Effect of interferon-α2b on the expression of various drug-metabolizing enzymes and transporters in co-cultures of freshly prepared human primary hepatocytes.

The purpose of this study was to assess the impact of interferon-α2b (IFN-α2b) on the expression of various drug-metabolizing enzymes and transporters in freshly prepared co-cultures (parenchymal and non-parenchymal cells) of human primary hepatocytes. At therapeutically relevant concentrations (from 1000 to 3000 IU/mL), IFN-α2b up-regulated STAT1 (signal transducer and activator of transcription factor 1) mRNA expression. Conversely, three cytochrome P450s (CYP1A2, CYP2B6, CYP2E1), a UDP-glucuronosyltransferase (UGT2B7), a sulphotransferase (SULT1A1) and organic anion transporter (OAT2) were significantly down-regulated (~50%; P < 0.05). Western blot analysis of CYP1A2, UGT2B7 and OAT2 protein supported the mRNA data. Two peroxisome proliferator activator receptor alpha (PPARα)-controlled genes (pyruvate dehydrogenase kinase 4 and adipose differentiation-related protein), CYP3A4 and multidrug resistance-associated protein 2 were significantly up-regulated (up to 223%; P < 0.05).
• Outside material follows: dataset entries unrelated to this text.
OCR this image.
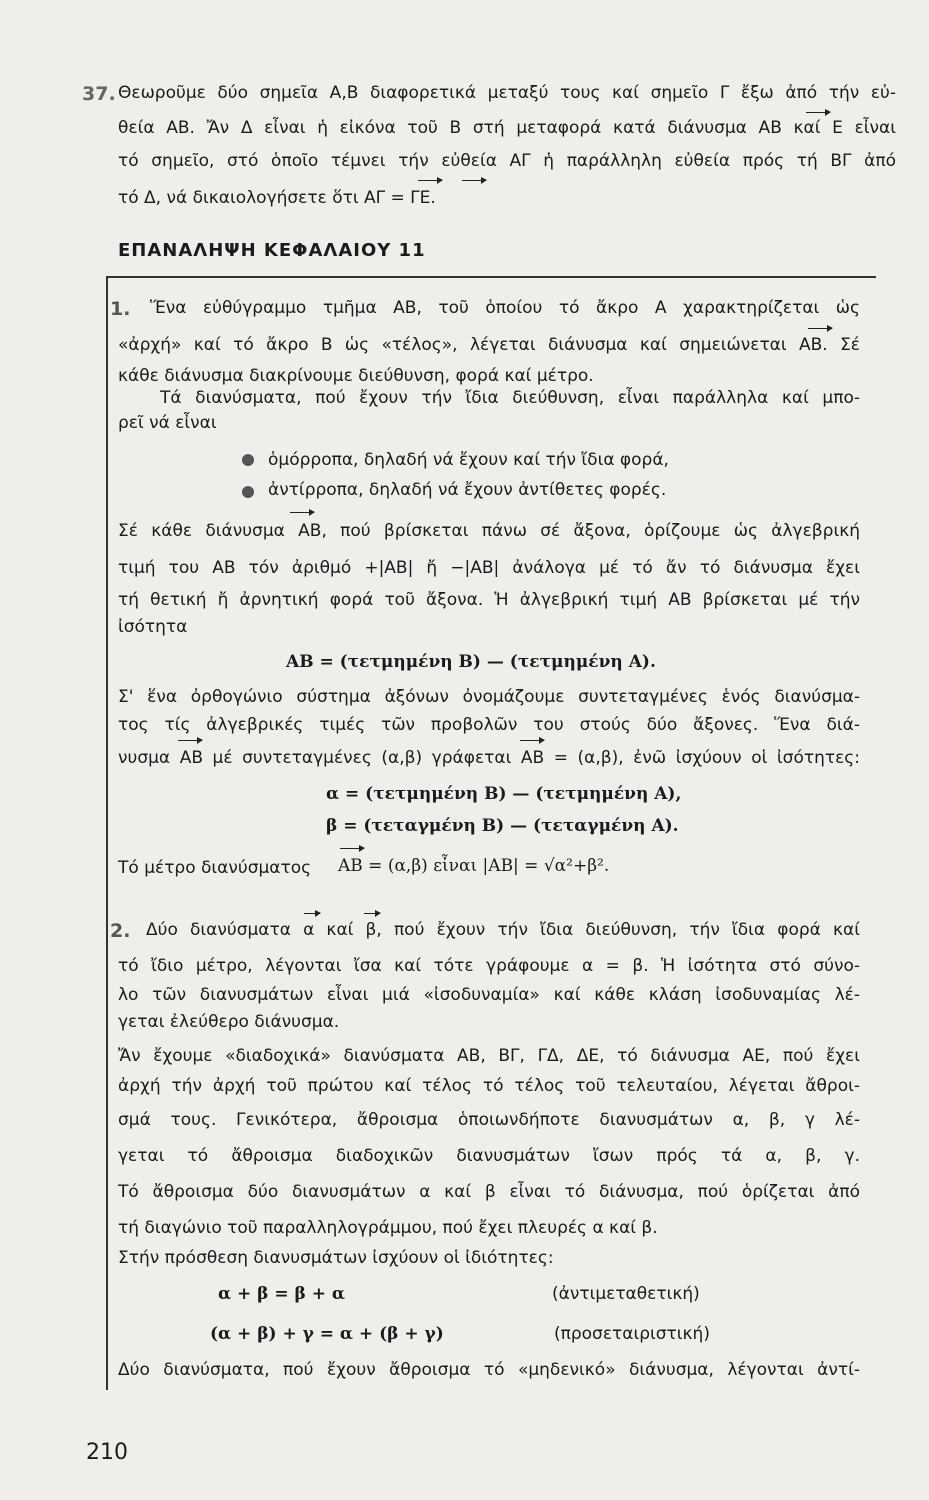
37. Θεωροῦμε δύο σημεῖα Α,Β διαφορετικά μεταξύ τους καί σημεῖο Γ ἔξω ἀπό τήν εὐ-
θεία ΑΒ. Ἄν Δ εἶναι ἡ εἰκόνα τοῦ Β στή μεταφορά κατά διάνυσμα ΑΒ καί Ε εἶναι
τό σημεῖο, στό ὁποῖο τέμνει τήν εὐθεία ΑΓ ἡ παράλληλη εὐθεία πρός τή ΒΓ ἀπό
τό Δ, νά δικαιολογήσετε ὅτι ΑΓ = ΓΕ.
ΕΠΑΝΑΛΗΨΗ ΚΕΦΑΛΑΙΟΥ 11
1. Ἕνα εὐθύγραμμο τμῆμα ΑΒ, τοῦ ὁποίου τό ἄκρο Α χαρακτηρίζεται ὡς
«ἀρχή» καί τό ἄκρο Β ὡς «τέλος», λέγεται διάνυσμα καί σημειώνεται ΑΒ. Σέ
κάθε διάνυσμα διακρίνουμε διεύθυνση, φορά καί μέτρο.
Τά διανύσματα, πού ἔχουν τήν ἴδια διεύθυνση, εἶναι παράλληλα καί μπο-
ρεῖ νά εἶναι
ὁμόρροπα, δηλαδή νά ἔχουν καί τήν ἴδια φορά,
ἀντίρροπα, δηλαδή νά ἔχουν ἀντίθετες φορές.
Σέ κάθε διάνυσμα ΑΒ, πού βρίσκεται πάνω σέ ἄξονα, ὁρίζουμε ὡς ἀλγεβρική
τιμή του ΑΒ τόν ἀριθμό +|ΑΒ| ἤ −|ΑΒ| ἀνάλογα μέ τό ἄν τό διάνυσμα ἔχει
τή θετική ἤ ἀρνητική φορά τοῦ ἄξονα. Ἡ ἀλγεβρική τιμή ΑΒ βρίσκεται μέ τήν
ἰσότητα
ΑΒ = (τετμημένη Β) — (τετμημένη Α).
Σ' ἕνα ὀρθογώνιο σύστημα ἀξόνων ὀνομάζουμε συντεταγμένες ἑνός διανύσμα-
τος τίς ἀλγεβρικές τιμές τῶν προβολῶν του στούς δύο ἄξονες. Ἕνα διά-
νυσμα ΑΒ μέ συντεταγμένες (α,β) γράφεται ΑΒ = (α,β), ἐνῶ ἰσχύουν οἱ ἰσότητες:
α = (τετμημένη Β) — (τετμημένη Α),
β = (τεταγμένη Β) — (τεταγμένη Α).
Τό μέτρο διανύσματος ΑΒ = (α,β) εἶναι |ΑΒ| = √α²+β².
2. Δύο διανύσματα α καί β, πού ἔχουν τήν ἴδια διεύθυνση, τήν ἴδια φορά καί
τό ἴδιο μέτρο, λέγονται ἴσα καί τότε γράφουμε α = β. Ἡ ἰσότητα στό σύνο-
λο τῶν διανυσμάτων εἶναι μιά «ἰσοδυναμία» καί κάθε κλάση ἰσοδυναμίας λέ-
γεται ἐλεύθερο διάνυσμα.
Ἄν ἔχουμε «διαδοχικά» διανύσματα ΑΒ, ΒΓ, ΓΔ, ΔΕ, τό διάνυσμα ΑΕ, πού ἔχει
ἀρχή τήν ἀρχή τοῦ πρώτου καί τέλος τό τέλος τοῦ τελευταίου, λέγεται ἄθροι-
σμά τους. Γενικότερα, ἄθροισμα ὁποιωνδήποτε διανυσμάτων α, β, γ λέ-
γεται τό ἄθροισμα διαδοχικῶν διανυσμάτων ἴσων πρός τά α, β, γ.
Τό ἄθροισμα δύο διανυσμάτων α καί β εἶναι τό διάνυσμα, πού ὁρίζεται ἀπό
τή διαγώνιο τοῦ παραλληλογράμμου, πού ἔχει πλευρές α καί β.
Στήν πρόσθεση διανυσμάτων ἰσχύουν οἱ ἰδιότητες:
α + β = β + α	(ἀντιμεταθετική)
(α + β) + γ = α + (β + γ)	(προσεταιριστική)
Δύο διανύσματα, πού ἔχουν ἄθροισμα τό «μηδενικό» διάνυσμα, λέγονται ἀντί-
210
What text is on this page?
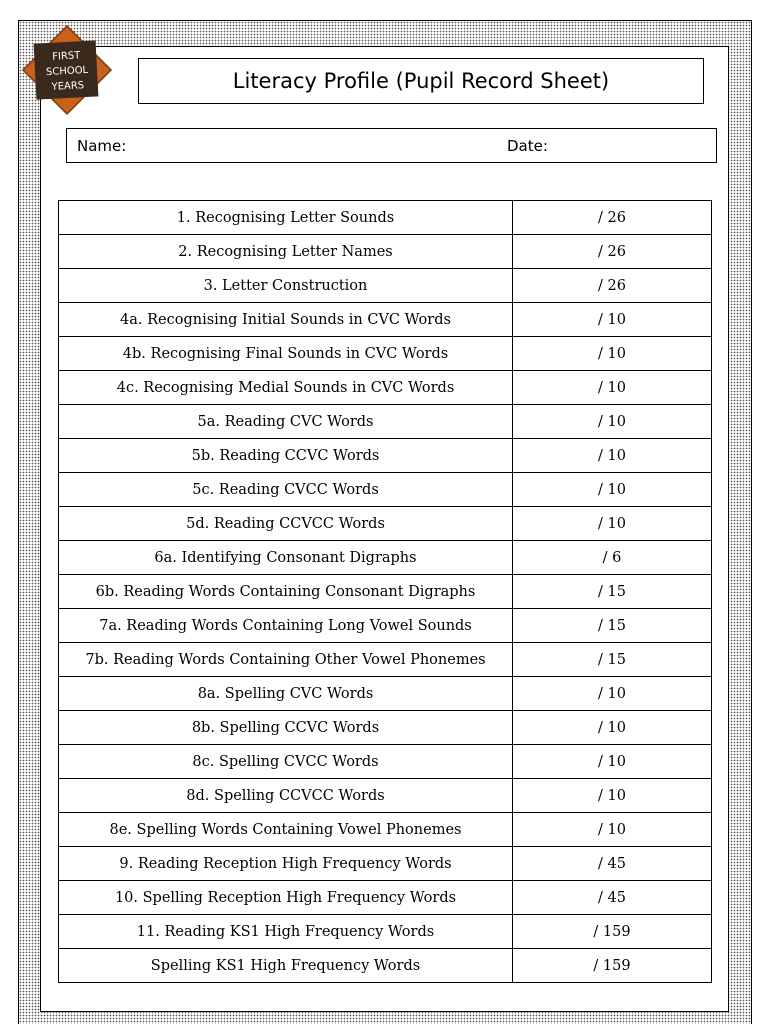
FIRST
SCHOOL
YEARS	Literacy Profile (Pupil Record Sheet)
Name:	Date:
1. Recognising Letter Sounds	/ 26
2. Recognising Letter Names	/ 26
3. Letter Construction	/ 26
4a. Recognising Initial Sounds in CVC Words	/ 10
4b. Recognising Final Sounds in CVC Words	/ 10
4c. Recognising Medial Sounds in CVC Words	/ 10
5a. Reading CVC Words	/ 10
5b. Reading CCVC Words	/ 10
5c. Reading CVCC Words	/ 10
5d. Reading CCVCC Words	/ 10
6a. Identifying Consonant Digraphs	/ 6
6b. Reading Words Containing Consonant Digraphs	/ 15
7a. Reading Words Containing Long Vowel Sounds	/ 15
7b. Reading Words Containing Other Vowel Phonemes	/ 15
8a. Spelling CVC Words	/ 10
8b. Spelling CCVC Words	/ 10
8c. Spelling CVCC Words	/ 10
8d. Spelling CCVCC Words	/ 10
8e. Spelling Words Containing Vowel Phonemes	/ 10
9. Reading Reception High Frequency Words	/ 45
10. Spelling Reception High Frequency Words	/ 45
11. Reading KS1 High Frequency Words	/ 159
Spelling KS1 High Frequency Words	/ 159
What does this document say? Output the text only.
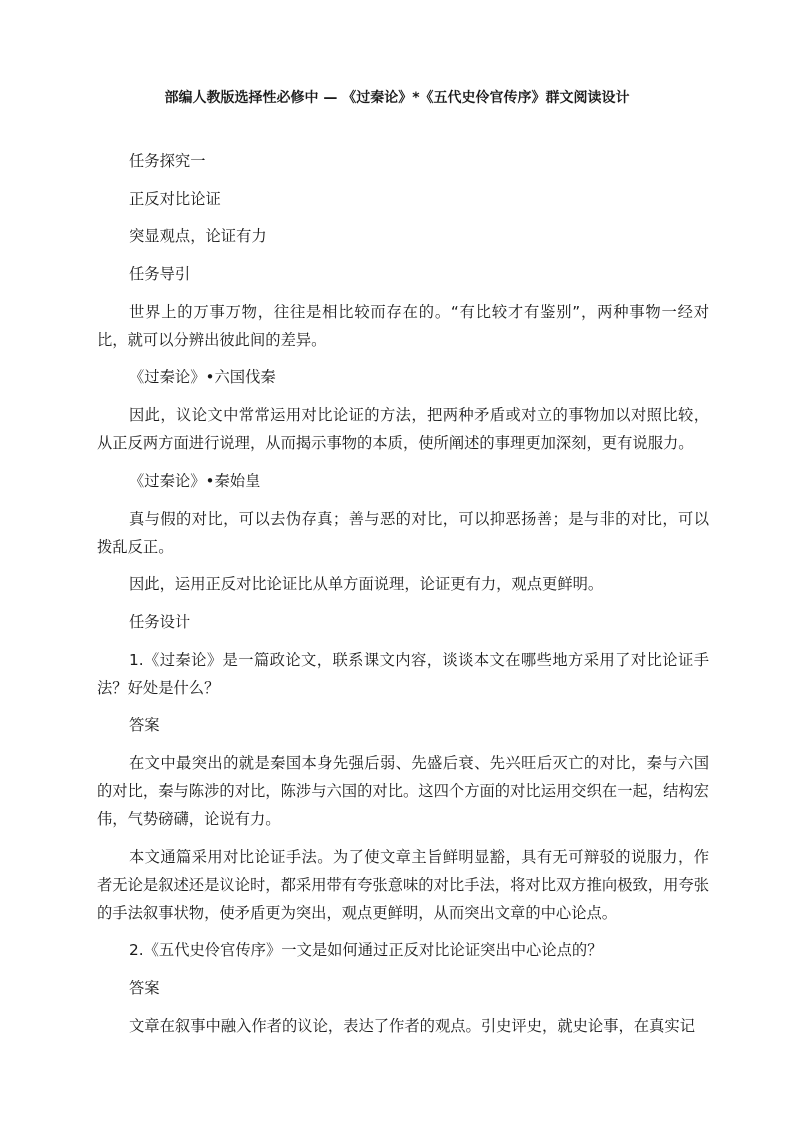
部编人教版选择性必修中 — 《过秦论》*《五代史伶官传序》群文阅读设计

任务探究一

正反对比论证

突显观点，论证有力

任务导引

世界上的万事万物，往往是相比较而存在的。“有比较才有鉴别”，两种事物一经对比，就可以分辨出彼此间的差异。

《过秦论》•六国伐秦

因此，议论文中常常运用对比论证的方法，把两种矛盾或对立的事物加以对照比较，从正反两方面进行说理，从而揭示事物的本质，使所阐述的事理更加深刻，更有说服力。

《过秦论》•秦始皇

真与假的对比，可以去伪存真；善与恶的对比，可以抑恶扬善；是与非的对比，可以拨乱反正。

因此，运用正反对比论证比从单方面说理，论证更有力，观点更鲜明。

任务设计

1.《过秦论》是一篇政论文，联系课文内容，谈谈本文在哪些地方采用了对比论证手法？好处是什么？

答案

在文中最突出的就是秦国本身先强后弱、先盛后衰、先兴旺后灭亡的对比，秦与六国的对比，秦与陈涉的对比，陈涉与六国的对比。这四个方面的对比运用交织在一起，结构宏伟，气势磅礴，论说有力。

本文通篇采用对比论证手法。为了使文章主旨鲜明显豁，具有无可辩驳的说服力，作者无论是叙述还是议论时，都采用带有夸张意味的对比手法，将对比双方推向极致，用夸张的手法叙事状物，使矛盾更为突出，观点更鲜明，从而突出文章的中心论点。

2.《五代史伶官传序》一文是如何通过正反对比论证突出中心论点的？

答案

文章在叙事中融入作者的议论，表达了作者的观点。引史评史，就史论事，在真实记
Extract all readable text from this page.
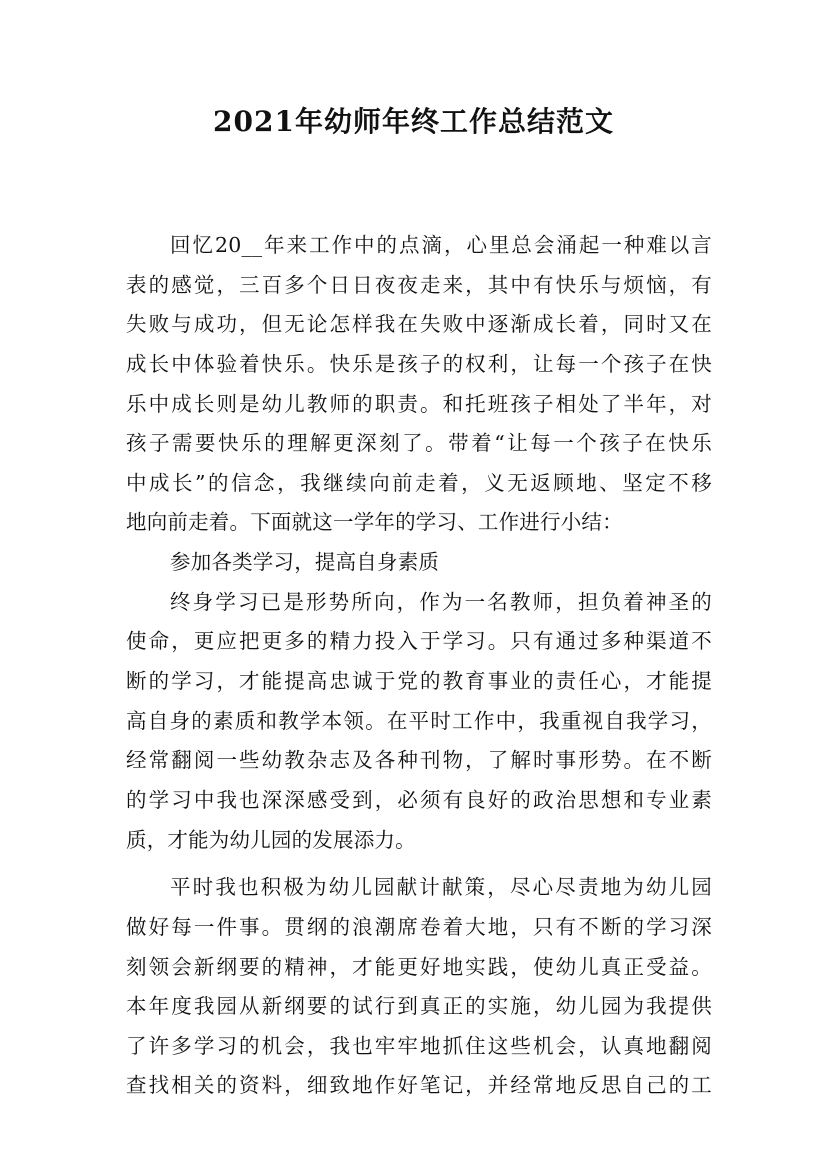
2021年幼师年终工作总结范文
回忆20__年来工作中的点滴，心里总会涌起一种难以言
表的感觉，三百多个日日夜夜走来，其中有快乐与烦恼，有
失败与成功，但无论怎样我在失败中逐渐成长着，同时又在
成长中体验着快乐。快乐是孩子的权利，让每一个孩子在快
乐中成长则是幼儿教师的职责。和托班孩子相处了半年，对
孩子需要快乐的理解更深刻了。带着“让每一个孩子在快乐
中成长”的信念，我继续向前走着，义无返顾地、坚定不移
地向前走着。下面就这一学年的学习、工作进行小结：
参加各类学习，提高自身素质
终身学习已是形势所向，作为一名教师，担负着神圣的
使命，更应把更多的精力投入于学习。只有通过多种渠道不
断的学习，才能提高忠诚于党的教育事业的责任心，才能提
高自身的素质和教学本领。在平时工作中，我重视自我学习，
经常翻阅一些幼教杂志及各种刊物，了解时事形势。在不断
的学习中我也深深感受到，必须有良好的政治思想和专业素
质，才能为幼儿园的发展添力。
平时我也积极为幼儿园献计献策，尽心尽责地为幼儿园
做好每一件事。贯纲的浪潮席卷着大地，只有不断的学习深
刻领会新纲要的精神，才能更好地实践，使幼儿真正受益。
本年度我园从新纲要的试行到真正的实施，幼儿园为我提供
了许多学习的机会，我也牢牢地抓住这些机会，认真地翻阅
查找相关的资料，细致地作好笔记，并经常地反思自己的工
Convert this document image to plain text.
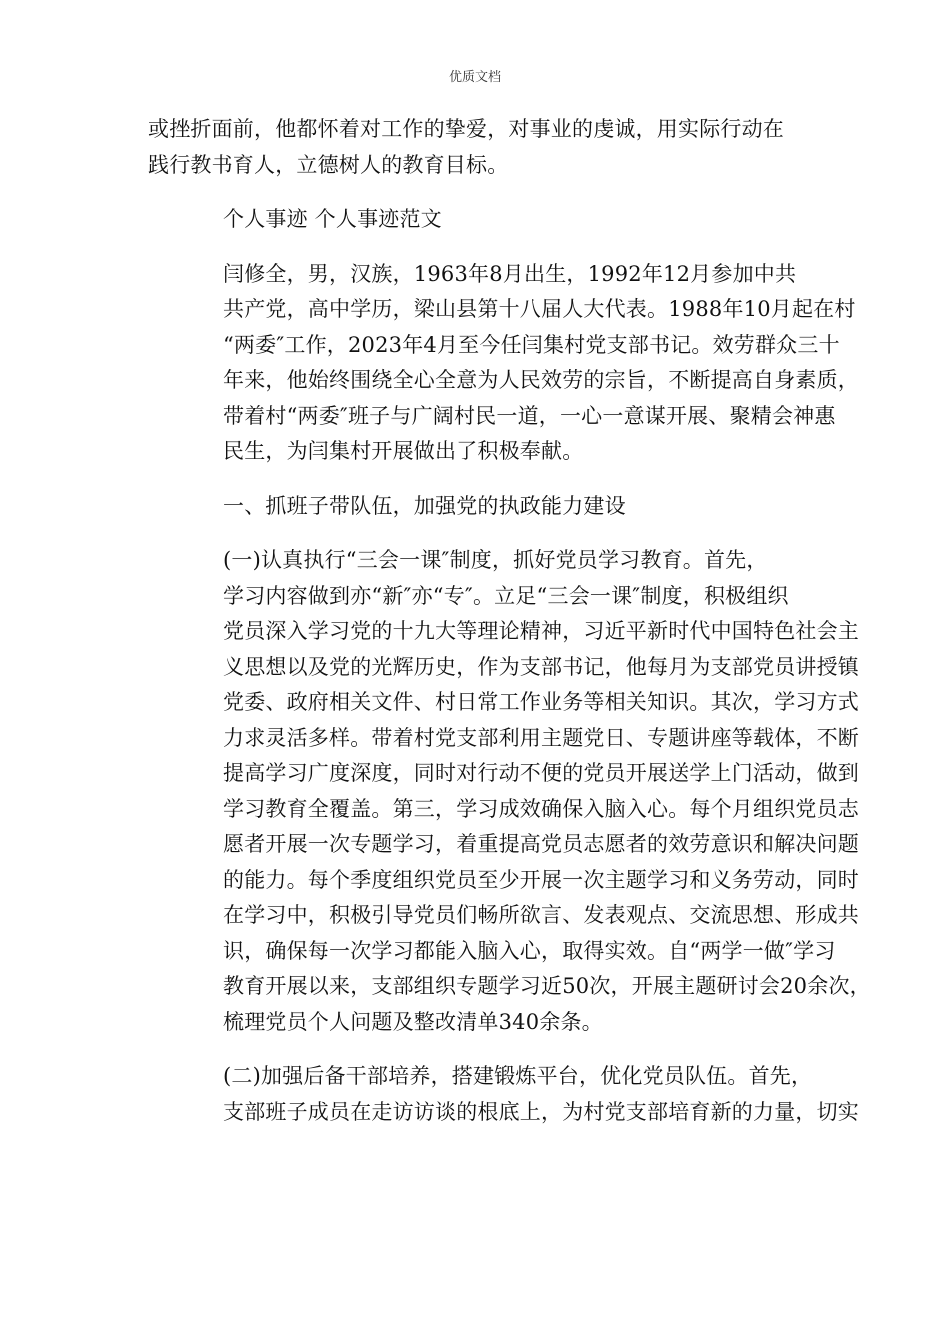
优质文档

或挫折面前，他都怀着对工作的挚爱，对事业的虔诚，用实际行动在
践行教书育人，立德树人的教育目标。

个人事迹 个人事迹范文

闫修全，男，汉族，1963年8月出生，1992年12月参加中共
共产党，高中学历，梁山县第十八届人大代表。1988年10月起在村
“两委″工作，2023年4月至今任闫集村党支部书记。效劳群众三十
年来，他始终围绕全心全意为人民效劳的宗旨，不断提高自身素质，
带着村“两委″班子与广阔村民一道，一心一意谋开展、聚精会神惠
民生，为闫集村开展做出了积极奉献。

一、抓班子带队伍，加强党的执政能力建设

(一)认真执行“三会一课″制度，抓好党员学习教育。首先，
学习内容做到亦“新″亦“专″。立足“三会一课″制度，积极组织
党员深入学习党的十九大等理论精神，习近平新时代中国特色社会主
义思想以及党的光辉历史，作为支部书记，他每月为支部党员讲授镇
党委、政府相关文件、村日常工作业务等相关知识。其次，学习方式
力求灵活多样。带着村党支部利用主题党日、专题讲座等载体，不断
提高学习广度深度，同时对行动不便的党员开展送学上门活动，做到
学习教育全覆盖。第三，学习成效确保入脑入心。每个月组织党员志
愿者开展一次专题学习，着重提高党员志愿者的效劳意识和解决问题
的能力。每个季度组织党员至少开展一次主题学习和义务劳动，同时
在学习中，积极引导党员们畅所欲言、发表观点、交流思想、形成共
识，确保每一次学习都能入脑入心，取得实效。自“两学一做″学习
教育开展以来，支部组织专题学习近50次，开展主题研讨会20余次，
梳理党员个人问题及整改清单340余条。

(二)加强后备干部培养，搭建锻炼平台，优化党员队伍。首先，
支部班子成员在走访访谈的根底上，为村党支部培育新的力量，切实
On the other hand, SULT2A1, carboxylesterase 2, organic anion transporting peptide (OATP1B1, OATP1B3, OATP2B1), organic cation transporter 1, P-glycoprotein and breast cancer resistance protein mRNA expression was not significantly affected. Western blot analysis of CYP3A4 supported the mRNA data also. The present results demonstrated complex interactions between IFN-α2b and hepatocytes and the observed down-regulation of CYP1A2, OAT2 and UGT2B7 is consistent with reports of drug interactions between IFN-α2b and drugs such as theophylline, clozapine and gemfibrozil.